29 JUNE 1929, Page 19

IS NATURE CRUEL ?

[To the Editor of the SPECTATOR.]

Sia,—Is Eleanor Tyrrell sure that animals are deprived of the power of speech ? Those of us who associate constantly with them know that they have the power to communicate with each other and convey to each other their desires. They Speak, but we do not understand their language.

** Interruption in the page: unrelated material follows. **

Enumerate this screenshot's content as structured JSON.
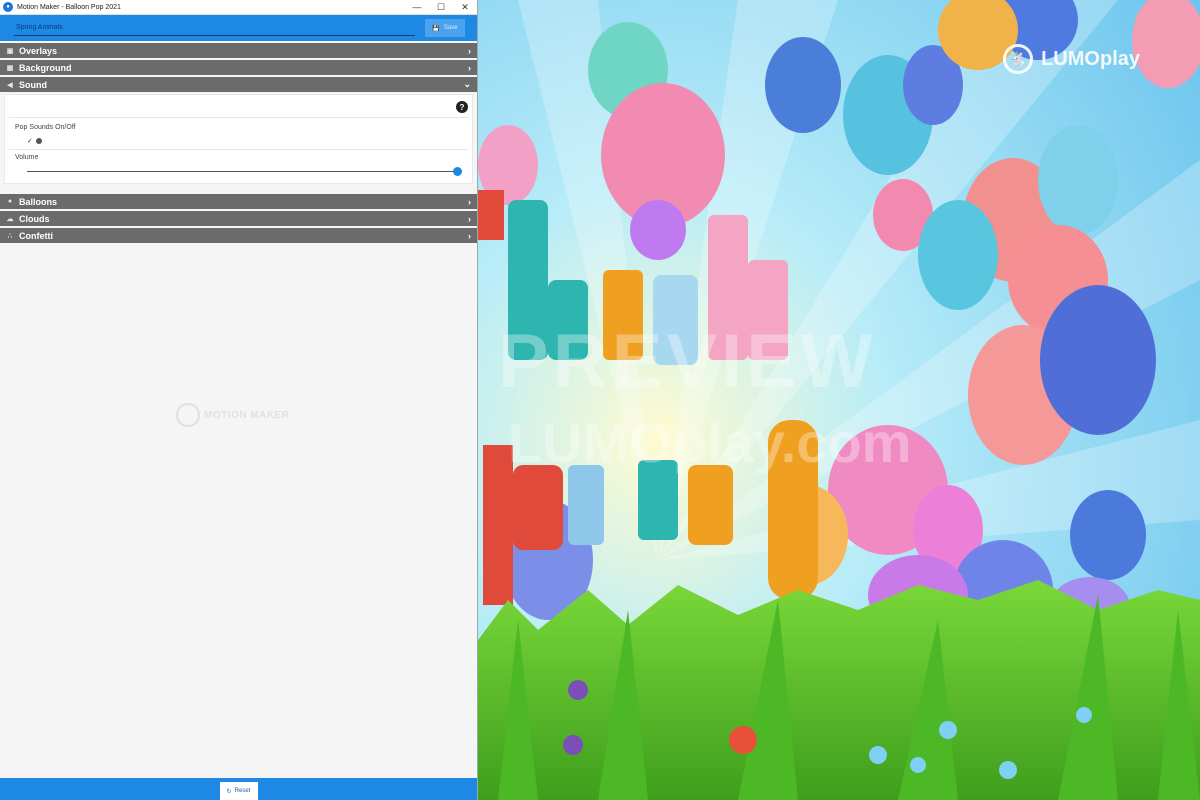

The question as to the power of animals to suffer, involved in the communication of John H. Pease, is an exceedingly interesting one. As one who has operated surgically on animals, with and without anaesthetics, I believe, as far as outward observation can take us, that they suffer much as we do. They act as we would act if deprived of human language ; they resist as we would resist, and they protest by every means in their power against the pain given. In many cases I have also known bitter resentment. I speak especially of the dog, cat and home. When we come to indirect evidence the case is indeed strong. An animal's gifts may not be those of " reason " as we know it, but they are often intimately connected with those organs that we associate with our power to suffer—the eye, the ear, the nostril. These organs are developed to a degree unknown to us. Their extraordinary power of vision, hearing and scent, constitute the animal's protection against approaching danger or enable it to supply its bodily needs. Through countless ages these wonderful gifts have been developed, and I would suggest that they are all intimately connected with an animal's power of suffering. Those nerves which give us such acute pain when injured are there in the animal body, yet more wonderfully sensitive, sometimes (as in the case of smell) beyond all we can apprehend. Again, during protracted illness they exhibit (apart from the power of human speech) very much the same symptoms present in us when in long continued pain. Change in their natural habits, loss of appetite and flesh, unthrifty condition of skin and hair, an anxious drawn expression of the face and dull lack-lustre eyes. Animals do tell those who have the power of understanding that they suffer acutely and intelli- gently, and know the misery if not the mystery of pain very much as do their human and inhuman masters.—I am,

Sir, &c., W. BROWN. 594 High Road, Tottenham, N. 17.